Wednesday, March 26, 2008

...one is silver but the other's gold...


so, i have three best friends. they are all amazing in their own ways and they are all so different. here, let me give you a brief run-down of the team, in NO particular order by the way...

numero uno: my partner. my co-parent. my polar opposite. one of the coolest dudes ever (second only to my dad of course;)). he actually puts up with me and loves me so unconditionally it hurts sometimes. he listens, he protects, he laughs, he yells, he knows when to put his foot down and he knows when to let me run. he has faith in me and has been my biggest fan for years now. he has the most unique tastes in things, can hold a conversation about any topic on this earth and had the drive to, at 30, completely uproot everything he knew to do an absolute 180 with his life and follow a dream. he makes me laugh, he's an amazing father and he's always there when i need him...and with me, that seems to be like more often than not...i have a tendency to get lonely fast. he's outgoing and i'm not. he's tech savvy and i'm really not. he has patience with things that i roll my eyes at and he pushes me when i'm more in the mood to flop my lazy ass down in life.
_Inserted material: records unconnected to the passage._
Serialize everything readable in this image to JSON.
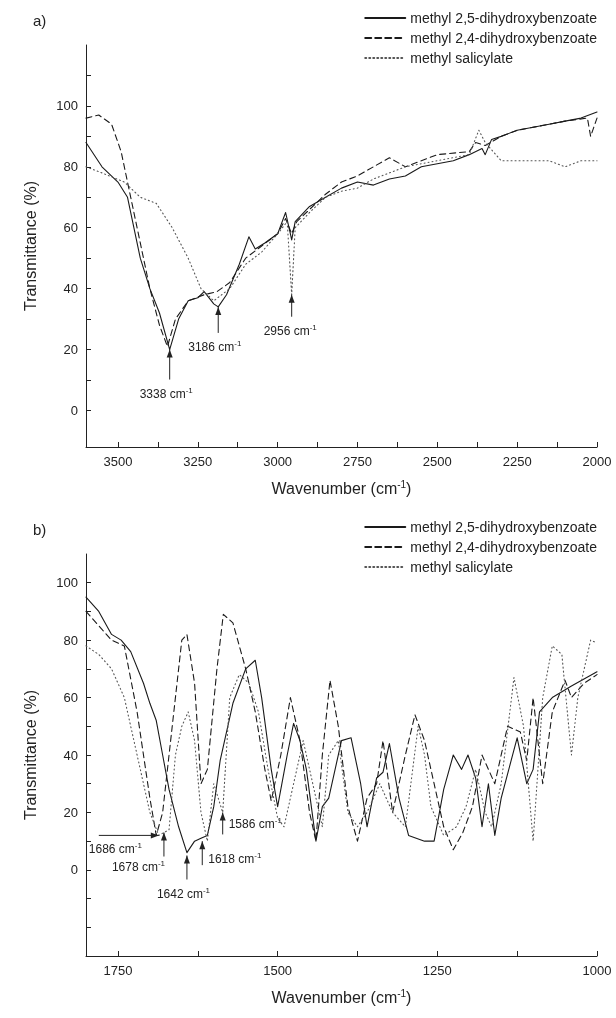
{
  "chart_data": [
    {
      "type": "line",
      "title": "a)",
      "xlabel": "Wavenumber (cm$^{-1}$)",
      "ylabel": "Transmittance (%)",
      "xlim": [
        3600,
        2000
      ],
      "ylim": [
        -12,
        120
      ],
      "xticks": [
        {
          "value": 3500,
          "label": "3500"
        },
        {
          "value": 3375,
          "label": null
        },
        {
          "value": 3250,
          "label": "3250"
        },
        {
          "value": 3125,
          "label": null
        },
        {
          "value": 3000,
          "label": "3000"
        },
        {
          "value": 2875,
          "label": null
        },
        {
          "value": 2750,
          "label": "2750"
        },
        {
          "value": 2625,
          "label": null
        },
        {
          "value": 2500,
          "label": "2500"
        },
        {
          "value": 2375,
          "label": null
        },
        {
          "value": 2250,
          "label": "2250"
        },
        {
          "value": 2125,
          "label": null
        },
        {
          "value": 2000,
          "label": "2000"
        }
      ],
      "yticks": [
        0,
        {
          "value": 10,
          "label": null
        },
        20,
        {
          "value": 30,
          "label": null
        },
        40,
        {
          "value": 50,
          "label": null
        },
        60,
        {
          "value": 70,
          "label": null
        },
        80,
        {
          "value": 90,
          "label": null
        },
        100,
        {
          "value": 110,
          "label": null
        }
      ],
      "grid": false,
      "legend": "top right",
      "marker": "none",
      "series": [
        {
          "name": "methyl 2,5-dihydroxybenzoate",
          "color": "#1a1a1a",
          "line_style": "solid",
          "x": [
            3600,
            3550,
            3500,
            3470,
            3430,
            3400,
            3370,
            3338,
            3310,
            3280,
            3250,
            3230,
            3200,
            3186,
            3160,
            3120,
            3090,
            3070,
            3040,
            3000,
            2975,
            2960,
            2956,
            2945,
            2900,
            2850,
            2800,
            2750,
            2700,
            2650,
            2600,
            2550,
            2500,
            2450,
            2400,
            2360,
            2350,
            2330,
            2300,
            2250,
            2200,
            2150,
            2100,
            2050,
            2000
          ],
          "values": [
            88,
            80,
            75,
            70,
            50,
            40,
            32,
            20,
            30,
            36,
            37,
            39,
            35,
            34,
            38,
            48,
            57,
            53,
            55,
            58,
            65,
            58,
            56,
            62,
            67,
            70,
            73,
            75,
            74,
            76,
            77,
            80,
            81,
            82,
            84,
            86,
            84,
            89,
            90,
            92,
            93,
            94,
            95,
            96,
            98
          ]
        },
        {
          "name": "methyl 2,4-dihydroxybenzoate",
          "color": "#1a1a1a",
          "line_style": "dashed",
          "x": [
            3600,
            3560,
            3520,
            3490,
            3460,
            3430,
            3400,
            3370,
            3345,
            3320,
            3280,
            3230,
            3190,
            3150,
            3100,
            3050,
            3000,
            2975,
            2956,
            2940,
            2900,
            2850,
            2800,
            2750,
            2700,
            2650,
            2600,
            2550,
            2500,
            2400,
            2380,
            2350,
            2300,
            2250,
            2150,
            2100,
            2030,
            2020,
            2000
          ],
          "values": [
            96,
            97,
            94,
            85,
            70,
            55,
            40,
            28,
            21,
            30,
            36,
            38,
            39,
            42,
            50,
            54,
            58,
            63,
            58,
            62,
            66,
            71,
            75,
            77,
            80,
            83,
            80,
            82,
            84,
            85,
            88,
            87,
            90,
            92,
            94,
            95,
            96,
            90,
            96
          ]
        },
        {
          "name": "methyl salicylate",
          "color": "#555555",
          "line_style": "dotted",
          "x": [
            3600,
            3550,
            3480,
            3430,
            3380,
            3330,
            3280,
            3240,
            3200,
            3150,
            3100,
            3050,
            3000,
            2970,
            2956,
            2945,
            2900,
            2850,
            2800,
            2750,
            2700,
            2650,
            2600,
            2500,
            2400,
            2370,
            2350,
            2300,
            2250,
            2200,
            2150,
            2100,
            2050,
            2000
          ],
          "values": [
            80,
            78,
            75,
            70,
            68,
            60,
            50,
            40,
            36,
            40,
            48,
            52,
            58,
            62,
            38,
            60,
            65,
            70,
            72,
            73,
            76,
            78,
            80,
            82,
            84,
            92,
            88,
            82,
            82,
            82,
            82,
            80,
            82,
            82
          ]
        }
      ],
      "annotations": [
        {
          "text": "3338 cm$^{-1}$",
          "x": 3338,
          "y": 20
        },
        {
          "text": "3186 cm$^{-1}$",
          "x": 3186,
          "y": 34
        },
        {
          "text": "2956 cm$^{-1}$",
          "x": 2956,
          "y": 38
        }
      ]
    },
    {
      "type": "line",
      "title": "b)",
      "xlabel": "Wavenumber (cm$^{-1}$)",
      "ylabel": "Transmittance (%)",
      "xlim": [
        1800,
        1000
      ],
      "ylim": [
        -30,
        110
      ],
      "xticks": [
        {
          "value": 1750,
          "label": "1750"
        },
        {
          "value": 1625,
          "label": null
        },
        {
          "value": 1500,
          "label": "1500"
        },
        {
          "value": 1375,
          "label": null
        },
        {
          "value": 1250,
          "label": "1250"
        },
        {
          "value": 1125,
          "label": null
        },
        {
          "value": 1000,
          "label": "1000"
        }
      ],
      "yticks": [
        {
          "value": -20,
          "label": null
        },
        {
          "value": -10,
          "label": null
        },
        0,
        {
          "value": 10,
          "label": null
        },
        20,
        {
          "value": 30,
          "label": null
        },
        40,
        {
          "value": 50,
          "label": null
        },
        60,
        {
          "value": 70,
          "label": null
        },
        80,
        {
          "value": 90,
          "label": null
        },
        100
      ],
      "grid": false,
      "legend": "top right",
      "marker": "none",
      "series": [
        {
          "name": "methyl 2,5-dihydroxybenzoate",
          "color": "#1a1a1a",
          "line_style": "solid",
          "x": [
            1800,
            1780,
            1760,
            1745,
            1730,
            1710,
            1700,
            1690,
            1680,
            1670,
            1655,
            1642,
            1630,
            1620,
            1610,
            1600,
            1590,
            1570,
            1550,
            1535,
            1525,
            1510,
            1500,
            1485,
            1475,
            1465,
            1455,
            1440,
            1430,
            1420,
            1400,
            1385,
            1370,
            1360,
            1345,
            1335,
            1325,
            1310,
            1295,
            1270,
            1255,
            1240,
            1225,
            1212,
            1202,
            1190,
            1180,
            1170,
            1160,
            1150,
            1125,
            1110,
            1100,
            1090,
            1070,
            1040,
            1000
          ],
          "values": [
            95,
            90,
            82,
            80,
            76,
            65,
            58,
            52,
            40,
            28,
            15,
            6,
            10,
            11,
            12,
            22,
            38,
            58,
            70,
            73,
            60,
            35,
            22,
            40,
            51,
            45,
            35,
            10,
            22,
            25,
            45,
            46,
            30,
            15,
            32,
            34,
            44,
            25,
            12,
            10,
            10,
            28,
            40,
            35,
            40,
            32,
            15,
            30,
            12,
            25,
            46,
            30,
            35,
            55,
            60,
            64,
            69
          ]
        },
        {
          "name": "methyl 2,4-dihydroxybenzoate",
          "color": "#1a1a1a",
          "line_style": "dashed",
          "x": [
            1800,
            1780,
            1760,
            1740,
            1720,
            1700,
            1690,
            1680,
            1665,
            1650,
            1642,
            1630,
            1620,
            1610,
            1595,
            1585,
            1570,
            1550,
            1535,
            1520,
            1510,
            1495,
            1480,
            1465,
            1450,
            1440,
            1430,
            1418,
            1405,
            1390,
            1375,
            1360,
            1345,
            1335,
            1320,
            1300,
            1285,
            1270,
            1255,
            1240,
            1225,
            1210,
            1195,
            1180,
            1160,
            1140,
            1120,
            1110,
            1100,
            1085,
            1070,
            1050,
            1040,
            1020,
            1000
          ],
          "values": [
            90,
            85,
            80,
            78,
            55,
            25,
            12,
            20,
            50,
            80,
            82,
            65,
            30,
            35,
            70,
            89,
            86,
            70,
            55,
            35,
            24,
            40,
            60,
            45,
            20,
            10,
            40,
            66,
            50,
            22,
            10,
            25,
            30,
            45,
            20,
            40,
            54,
            45,
            30,
            15,
            7,
            13,
            22,
            40,
            30,
            50,
            48,
            38,
            60,
            30,
            55,
            66,
            60,
            65,
            68
          ]
        },
        {
          "name": "methyl salicylate",
          "color": "#555555",
          "line_style": "dotted",
          "x": [
            1800,
            1780,
            1760,
            1740,
            1720,
            1700,
            1686,
            1670,
            1660,
            1650,
            1640,
            1630,
            1620,
            1610,
            1600,
            1586,
            1575,
            1560,
            1545,
            1530,
            1515,
            1500,
            1490,
            1470,
            1460,
            1445,
            1430,
            1420,
            1405,
            1390,
            1375,
            1360,
            1340,
            1320,
            1300,
            1280,
            1270,
            1260,
            1240,
            1220,
            1205,
            1190,
            1175,
            1165,
            1150,
            1130,
            1115,
            1100,
            1085,
            1070,
            1055,
            1040,
            1030,
            1010,
            1000
          ],
          "values": [
            78,
            75,
            70,
            60,
            40,
            20,
            12,
            14,
            40,
            50,
            55,
            45,
            20,
            10,
            30,
            20,
            60,
            68,
            65,
            55,
            35,
            18,
            15,
            35,
            45,
            30,
            15,
            40,
            45,
            20,
            15,
            20,
            30,
            20,
            15,
            50,
            40,
            22,
            12,
            15,
            22,
            35,
            20,
            15,
            30,
            67,
            50,
            10,
            60,
            78,
            75,
            40,
            60,
            80,
            79
          ]
        }
      ],
      "annotations": [
        {
          "text": "1686 cm$^{-1}$",
          "x": 1686,
          "y": 12
        },
        {
          "text": "1678 cm$^{-1}$",
          "x": 1678,
          "y": 13
        },
        {
          "text": "1642 cm$^{-1}$",
          "x": 1642,
          "y": 5
        },
        {
          "text": "1618 cm$^{-1}$",
          "x": 1618,
          "y": 10
        },
        {
          "text": "1586 cm$^{-1}$",
          "x": 1586,
          "y": 20
        }
      ]
    }
  ]
}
dos: she is incredible. she laughs at farts, burps and butt cracks and swears like a sailor. she drinks and smokes and is perfect for me. we can fall out of contact for a week or two and then when we pick up the phone to talk to each other, it's like we never missed a beat. i can confidently say that she is the best girl friend i have ever had in life and i have only known her for three years or so--i am so proud to be a friend of hers. she is a nurse, a mother, a wife, a friend, a chef, a party planner, a gardener, a drinking bud, a shoulder to whine on and a million more things that i don't have the time to list. she listens to me and does her damndest to smack sense into me when i'm getting stupid...which is more often than not i'm afraid. i absolutely love this girl. she is perfect in every way.
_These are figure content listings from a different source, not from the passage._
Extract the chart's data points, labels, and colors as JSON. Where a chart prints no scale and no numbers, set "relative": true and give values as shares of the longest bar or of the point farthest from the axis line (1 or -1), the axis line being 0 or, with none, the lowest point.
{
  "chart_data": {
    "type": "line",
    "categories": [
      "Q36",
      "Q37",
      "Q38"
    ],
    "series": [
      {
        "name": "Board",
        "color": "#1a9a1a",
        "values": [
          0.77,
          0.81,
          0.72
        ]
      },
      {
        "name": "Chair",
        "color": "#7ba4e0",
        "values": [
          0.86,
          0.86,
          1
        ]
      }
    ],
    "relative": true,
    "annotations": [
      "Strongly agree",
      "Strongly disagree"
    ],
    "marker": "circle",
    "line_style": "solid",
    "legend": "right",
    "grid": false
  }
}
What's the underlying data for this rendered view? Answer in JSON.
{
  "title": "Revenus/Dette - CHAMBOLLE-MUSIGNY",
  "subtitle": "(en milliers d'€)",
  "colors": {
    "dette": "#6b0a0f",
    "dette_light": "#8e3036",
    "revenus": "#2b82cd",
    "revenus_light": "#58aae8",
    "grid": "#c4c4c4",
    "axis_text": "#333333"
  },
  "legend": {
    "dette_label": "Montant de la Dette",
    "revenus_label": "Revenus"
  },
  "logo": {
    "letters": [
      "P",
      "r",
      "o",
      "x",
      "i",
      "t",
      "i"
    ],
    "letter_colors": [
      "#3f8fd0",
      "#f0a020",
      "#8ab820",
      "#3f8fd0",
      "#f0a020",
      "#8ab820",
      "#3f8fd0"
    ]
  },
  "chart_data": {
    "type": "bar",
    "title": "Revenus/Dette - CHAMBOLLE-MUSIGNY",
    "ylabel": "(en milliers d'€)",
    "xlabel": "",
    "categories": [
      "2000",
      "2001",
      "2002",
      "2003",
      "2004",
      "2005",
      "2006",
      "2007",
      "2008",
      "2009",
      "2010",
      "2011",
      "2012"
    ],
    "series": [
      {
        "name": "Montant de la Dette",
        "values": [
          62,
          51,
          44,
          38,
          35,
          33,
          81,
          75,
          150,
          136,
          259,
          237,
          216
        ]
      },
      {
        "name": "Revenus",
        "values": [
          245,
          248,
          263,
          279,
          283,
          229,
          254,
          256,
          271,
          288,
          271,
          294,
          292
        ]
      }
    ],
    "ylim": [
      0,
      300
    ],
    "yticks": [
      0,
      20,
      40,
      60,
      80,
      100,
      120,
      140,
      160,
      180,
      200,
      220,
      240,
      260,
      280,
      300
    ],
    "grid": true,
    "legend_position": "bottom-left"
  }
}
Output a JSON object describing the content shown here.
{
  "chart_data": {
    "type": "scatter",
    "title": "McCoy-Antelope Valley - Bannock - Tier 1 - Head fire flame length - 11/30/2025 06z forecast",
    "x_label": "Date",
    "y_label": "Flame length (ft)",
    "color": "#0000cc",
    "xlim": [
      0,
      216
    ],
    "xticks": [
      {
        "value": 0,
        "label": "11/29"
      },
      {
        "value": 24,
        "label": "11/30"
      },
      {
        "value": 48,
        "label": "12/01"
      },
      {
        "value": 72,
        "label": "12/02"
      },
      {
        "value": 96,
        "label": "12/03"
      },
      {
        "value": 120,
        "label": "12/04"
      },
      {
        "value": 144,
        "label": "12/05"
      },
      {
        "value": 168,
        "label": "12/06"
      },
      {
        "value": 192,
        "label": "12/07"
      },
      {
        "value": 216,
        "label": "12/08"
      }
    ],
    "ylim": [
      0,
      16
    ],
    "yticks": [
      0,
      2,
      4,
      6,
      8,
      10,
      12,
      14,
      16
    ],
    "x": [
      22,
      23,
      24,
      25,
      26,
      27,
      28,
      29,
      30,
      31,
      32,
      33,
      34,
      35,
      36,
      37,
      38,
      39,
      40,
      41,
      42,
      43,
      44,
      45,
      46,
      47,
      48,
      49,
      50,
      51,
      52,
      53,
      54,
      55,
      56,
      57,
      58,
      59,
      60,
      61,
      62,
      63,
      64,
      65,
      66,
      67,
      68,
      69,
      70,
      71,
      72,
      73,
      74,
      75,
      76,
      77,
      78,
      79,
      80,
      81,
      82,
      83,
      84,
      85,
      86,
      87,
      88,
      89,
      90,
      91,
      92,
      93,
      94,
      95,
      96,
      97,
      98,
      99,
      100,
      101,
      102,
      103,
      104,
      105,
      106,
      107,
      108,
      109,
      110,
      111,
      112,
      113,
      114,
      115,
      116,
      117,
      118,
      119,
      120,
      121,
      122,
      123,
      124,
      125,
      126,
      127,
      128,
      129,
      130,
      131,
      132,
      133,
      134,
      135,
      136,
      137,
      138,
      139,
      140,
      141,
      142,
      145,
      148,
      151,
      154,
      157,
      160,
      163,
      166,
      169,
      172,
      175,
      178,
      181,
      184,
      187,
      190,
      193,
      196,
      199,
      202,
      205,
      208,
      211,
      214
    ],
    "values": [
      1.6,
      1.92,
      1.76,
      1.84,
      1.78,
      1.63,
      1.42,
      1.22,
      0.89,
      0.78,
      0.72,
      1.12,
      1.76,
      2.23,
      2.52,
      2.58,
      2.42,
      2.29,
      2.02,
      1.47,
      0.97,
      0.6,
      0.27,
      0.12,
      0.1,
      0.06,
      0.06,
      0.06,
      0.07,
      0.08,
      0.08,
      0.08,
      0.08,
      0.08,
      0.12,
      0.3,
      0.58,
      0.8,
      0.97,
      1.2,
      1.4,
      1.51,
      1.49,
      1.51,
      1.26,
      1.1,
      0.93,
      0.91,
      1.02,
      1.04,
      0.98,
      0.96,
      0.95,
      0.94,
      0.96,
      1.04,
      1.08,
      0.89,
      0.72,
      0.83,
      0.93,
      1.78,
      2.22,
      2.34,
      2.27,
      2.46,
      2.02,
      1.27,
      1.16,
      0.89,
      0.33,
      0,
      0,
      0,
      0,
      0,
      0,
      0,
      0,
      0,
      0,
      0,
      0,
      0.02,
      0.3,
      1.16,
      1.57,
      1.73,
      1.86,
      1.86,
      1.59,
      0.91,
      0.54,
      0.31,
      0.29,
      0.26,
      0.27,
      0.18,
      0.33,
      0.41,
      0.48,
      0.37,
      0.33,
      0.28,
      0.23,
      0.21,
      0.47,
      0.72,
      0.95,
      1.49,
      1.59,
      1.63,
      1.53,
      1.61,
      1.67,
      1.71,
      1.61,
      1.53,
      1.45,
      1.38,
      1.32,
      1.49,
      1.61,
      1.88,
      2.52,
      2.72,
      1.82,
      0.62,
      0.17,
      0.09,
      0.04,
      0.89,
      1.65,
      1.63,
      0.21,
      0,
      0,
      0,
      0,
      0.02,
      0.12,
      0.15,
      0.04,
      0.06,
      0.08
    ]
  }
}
tres: he's known me since i was 18 and put up with a lot of me. he knows enough about me to sink any political career i could ever have in about three seconds and with his knowledge could also sink any relationship my unorganized heart is trying to hold down. he has all that knowledge but would never hurt me with it; he just listens...i trust him with not only my life but also with the life of my child (who happens to love him too). i tell him my snot colors and he tells me about his endless adventures in the never ending quest to get laid. he's been there for everything and then some and i love him for it more than he'll ever know. i've watched him grow from a tall skinny kid with no direction other than that to a bottle of beer to a soldier in charge of keeping our country safe. he is incredible.

so what does this intro to the tri-fecta have to do with today's blog? well, i screwed up with numero tres. big time. i spaced on the fact it's his birthday. in what little defense i do have, i have written the wrong date all day today; i wrote the 25th on everything i did. other than that, no, even with that, i have NO excuse. my dad even called to remind me two nights ago. i need to take a step back from my chaos. seriously. i am busy but there's no excuse to be a dick. i need my friends...without tres...shit, i would i have been lost SO many times. so...many...times. i'm not super good at making friends that stick and there's NO WAY i could replace the three i just listed so, i need to be better. especially to him. i am really sorry. i will make it up to you. i swear...you name it...i'll do it. i'm so sorry.